I don't think I have seen where anyone has actually tried to freeze and later char sous vide cooked steaks.  

I guess it will be up to "someone" to take the plunge on a couple steaks and post an opinion.  I would think you would need to pull a steak out of a pack, sous vide and then freeze, and then a couple of days later reheat and char at the same time you do a 2nd steak from the same pack the tradition sous vide and char method.  I would say then need equal time on the grill to char together to make the test as objective as possible.  It will be interesting to see how this comes out when someone tries it and posts the results.


----------



## atomicsmoke

We tolerate precooked/frozen foods alright on this forum: pulled pork, smoked fish, turkey, chicken.

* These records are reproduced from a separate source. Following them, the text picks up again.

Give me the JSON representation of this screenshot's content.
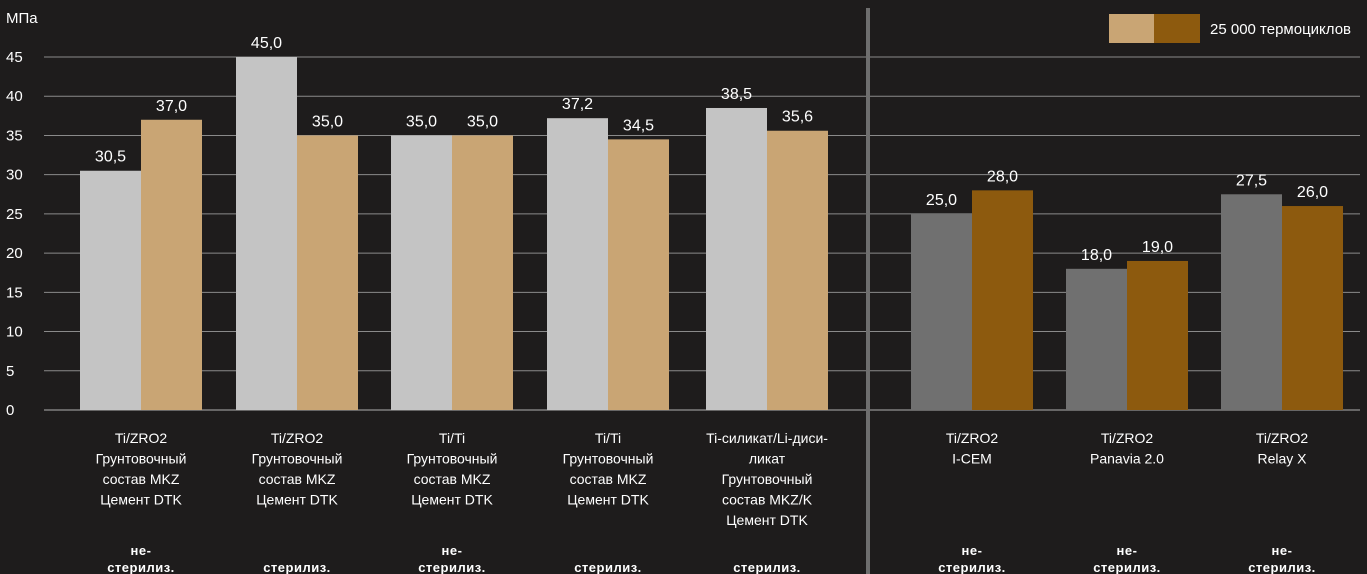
{
  "chart_data": {
    "type": "bar",
    "ylabel": "МПа",
    "ylim": [
      0,
      45
    ],
    "yticks": [
      0,
      5,
      10,
      15,
      20,
      25,
      30,
      35,
      40,
      45
    ],
    "legend": {
      "label": "25 000 термоциклов",
      "position": "top-right",
      "colors": [
        "#c9a574",
        "#8d5a0e"
      ]
    },
    "colors": {
      "background": "#1e1c1c",
      "group1_before": "#c4c4c4",
      "group1_after": "#c9a574",
      "group2_before": "#707070",
      "group2_after": "#8d5a0e",
      "divider": "#6e6e6e",
      "axis": "#b0b0b0"
    },
    "groups": [
      {
        "label_lines": [
          "Ti/ZRO2",
          "Грунтовочный",
          "состав MKZ",
          "Цемент DTK"
        ],
        "status_lines": [
          "не-",
          "стерилиз."
        ],
        "values": [
          30.5,
          37.0
        ],
        "value_labels": [
          "30,5",
          "37,0"
        ]
      },
      {
        "label_lines": [
          "Ti/ZRO2",
          "Грунтовочный",
          "состав MKZ",
          "Цемент DTK"
        ],
        "status_lines": [
          "стерилиз."
        ],
        "values": [
          45.0,
          35.0
        ],
        "value_labels": [
          "45,0",
          "35,0"
        ]
      },
      {
        "label_lines": [
          "Ti/Ti",
          "Грунтовочный",
          "состав MKZ",
          "Цемент DTK"
        ],
        "status_lines": [
          "не-",
          "стерилиз."
        ],
        "values": [
          35.0,
          35.0
        ],
        "value_labels": [
          "35,0",
          "35,0"
        ]
      },
      {
        "label_lines": [
          "Ti/Ti",
          "Грунтовочный",
          "состав MKZ",
          "Цемент DTK"
        ],
        "status_lines": [
          "стерилиз."
        ],
        "values": [
          37.2,
          34.5
        ],
        "value_labels": [
          "37,2",
          "34,5"
        ]
      },
      {
        "label_lines": [
          "Ti-силикат/Li-диси-",
          "ликат",
          "Грунтовочный",
          "состав MKZ/K",
          "Цемент DTK"
        ],
        "status_lines": [
          "стерилиз."
        ],
        "values": [
          38.5,
          35.6
        ],
        "value_labels": [
          "38,5",
          "35,6"
        ]
      },
      {
        "label_lines": [
          "Ti/ZRO2",
          "I-CEM"
        ],
        "status_lines": [
          "не-",
          "стерилиз."
        ],
        "values": [
          25.0,
          28.0
        ],
        "value_labels": [
          "25,0",
          "28,0"
        ]
      },
      {
        "label_lines": [
          "Ti/ZRO2",
          "Panavia 2.0"
        ],
        "status_lines": [
          "не-",
          "стерилиз."
        ],
        "values": [
          18.0,
          19.0
        ],
        "value_labels": [
          "18,0",
          "19,0"
        ]
      },
      {
        "label_lines": [
          "Ti/ZRO2",
          "Relay X"
        ],
        "status_lines": [
          "не-",
          "стерилиз."
        ],
        "values": [
          27.5,
          26.0
        ],
        "value_labels": [
          "27,5",
          "26,0"
        ]
      }
    ]
  }
}
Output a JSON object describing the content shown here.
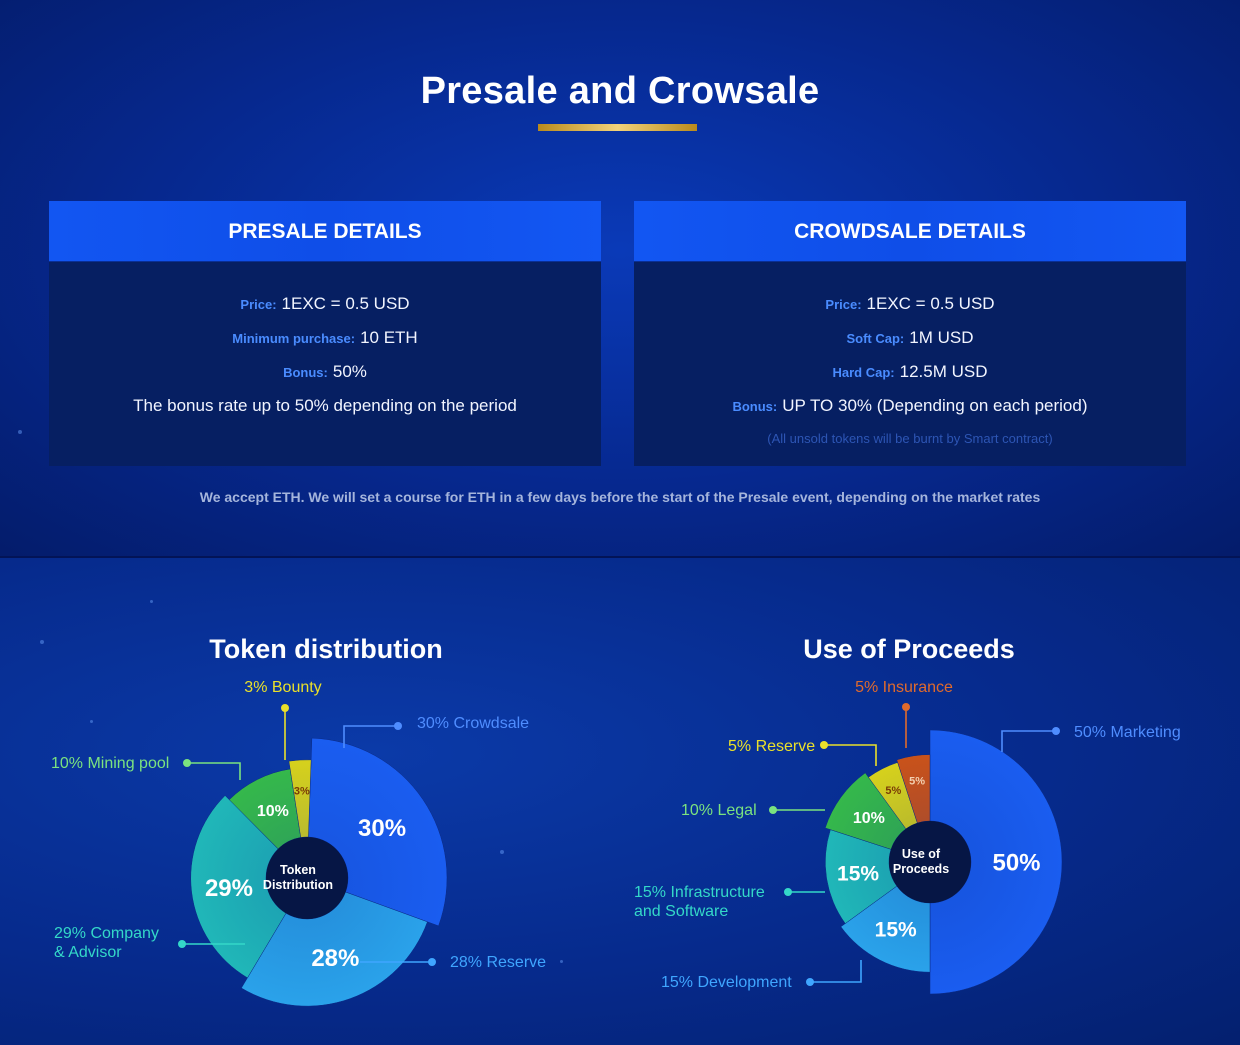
{
  "header": {
    "title": "Presale and Crowsale"
  },
  "presale": {
    "title": "PRESALE DETAILS",
    "rows": [
      {
        "label": "Price:",
        "value": "1EXC = 0.5 USD"
      },
      {
        "label": "Minimum purchase:",
        "value": "10 ETH"
      },
      {
        "label": "Bonus:",
        "value": "50%"
      }
    ],
    "text": "The bonus rate up to 50% depending on the period"
  },
  "crowdsale": {
    "title": "CROWDSALE DETAILS",
    "rows": [
      {
        "label": "Price:",
        "value": "1EXC = 0.5 USD"
      },
      {
        "label": "Soft Cap:",
        "value": "1M USD"
      },
      {
        "label": "Hard Cap:",
        "value": "12.5M USD"
      },
      {
        "label": "Bonus:",
        "value": "UP TO 30% (Depending on each period)"
      }
    ],
    "note": "(All unsold tokens will be burnt by Smart contract)"
  },
  "accept_text": "We accept ETH. We will set a course for ETH in a few days before the start of the Presale event, depending on the market rates",
  "chart_data": [
    {
      "type": "pie",
      "title": "Token distribution",
      "center_label": [
        "Token",
        "Distribution"
      ],
      "slices": [
        {
          "name": "Crowdsale",
          "value": 30,
          "pct_label": "30%",
          "legend": [
            "30% Crowdsale"
          ],
          "color": "#1a5df0",
          "label_color": "#4f8dff",
          "depth": 1.0
        },
        {
          "name": "Reserve",
          "value": 28,
          "pct_label": "28%",
          "legend": [
            "28% Reserve"
          ],
          "color": "#2aa2ea",
          "label_color": "#3fa6ff",
          "depth": 0.88
        },
        {
          "name": "Company & Advisor",
          "value": 29,
          "pct_label": "29%",
          "legend": [
            "29% Company",
            "& Advisor"
          ],
          "color": "#20b7b8",
          "label_color": "#34d8c8",
          "depth": 0.76
        },
        {
          "name": "Mining pool",
          "value": 10,
          "pct_label": "10%",
          "legend": [
            "10% Mining pool"
          ],
          "color": "#35b84b",
          "label_color": "#7be37f",
          "depth": 0.7
        },
        {
          "name": "Bounty",
          "value": 3,
          "pct_label": "3%",
          "legend": [
            "3% Bounty"
          ],
          "color": "#d6d11c",
          "label_color": "#eae02a",
          "depth": 0.78
        }
      ]
    },
    {
      "type": "pie",
      "title": "Use of Proceeds",
      "center_label": [
        "Use of",
        "Proceeds"
      ],
      "slices": [
        {
          "name": "Marketing",
          "value": 50,
          "pct_label": "50%",
          "legend": [
            "50% Marketing"
          ],
          "color": "#1a5df0",
          "label_color": "#4f8dff",
          "depth": 1.0
        },
        {
          "name": "Development",
          "value": 15,
          "pct_label": "15%",
          "legend": [
            "15% Development"
          ],
          "color": "#2aa2ea",
          "label_color": "#3fa6ff",
          "depth": 0.76
        },
        {
          "name": "Infrastructure and Software",
          "value": 15,
          "pct_label": "15%",
          "legend": [
            "15% Infrastructure",
            "and Software"
          ],
          "color": "#20b7b8",
          "label_color": "#34d8c8",
          "depth": 0.7
        },
        {
          "name": "Legal",
          "value": 10,
          "pct_label": "10%",
          "legend": [
            "10% Legal"
          ],
          "color": "#35b84b",
          "label_color": "#7be37f",
          "depth": 0.76
        },
        {
          "name": "Reserve",
          "value": 5,
          "pct_label": "5%",
          "legend": [
            "5% Reserve"
          ],
          "color": "#d6d11c",
          "label_color": "#eae02a",
          "depth": 0.7
        },
        {
          "name": "Insurance",
          "value": 5,
          "pct_label": "5%",
          "legend": [
            "5% Insurance"
          ],
          "color": "#c9521a",
          "label_color": "#e06a2c",
          "depth": 0.73
        }
      ]
    }
  ]
}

If the difference between just cooked and frozen/reheated is marginal the convenience beats the small loss in quality.

I wish we had the time to shop and cook from scratch daily. We don't so we go for the next best thing.

Btw, store fresh does not always mean what we think it does. It usually means never frozen. That pig might have been slaugthered weeks before.

Anyway....the steaks i am inquiring about are aged and we don't eat them that often. I can find the time to go thru the whole SV+grill pricess before eating them.

Thanks for chiming in.


----------



## kit s

atomicsmoke said:


> Any concern with freezing steaks after cooking them SV? Then just thaw and grill/fry them?


Yes you can sv then freeze then thaw fry or q to finish in reheating and color char. Not as good but a lot of resturan


atomicsmoke said:


> Any concern with freezing steaks after cooking them SV? Then just thaw and grill/fry them?


You can sv then freeze. But when you thaw put it back into sv to bring to temp, cool then fry or grill Just more steps is all.
kit


----------



## dward51

kit s said:


> You can sv then freeze. But when you thaw put it back into sv to bring to temp, cool then fry or grill Just more steps is all.
> kit



I thought about that also.  If you are going to re-sous vide it after freezing to get the core back up to the same sous vide temp you were targeting in the first place, then sear, it's almost a "why bother" as you are doing the sous vide twice.  Yes that 2nd time will not need to be at the target temp as long as the meat is already pasteurized from the first round, but for the slight difference in time, just do it once and eat the same day would be my thought.

This single point would be the end of the idea for me anyhow.


----------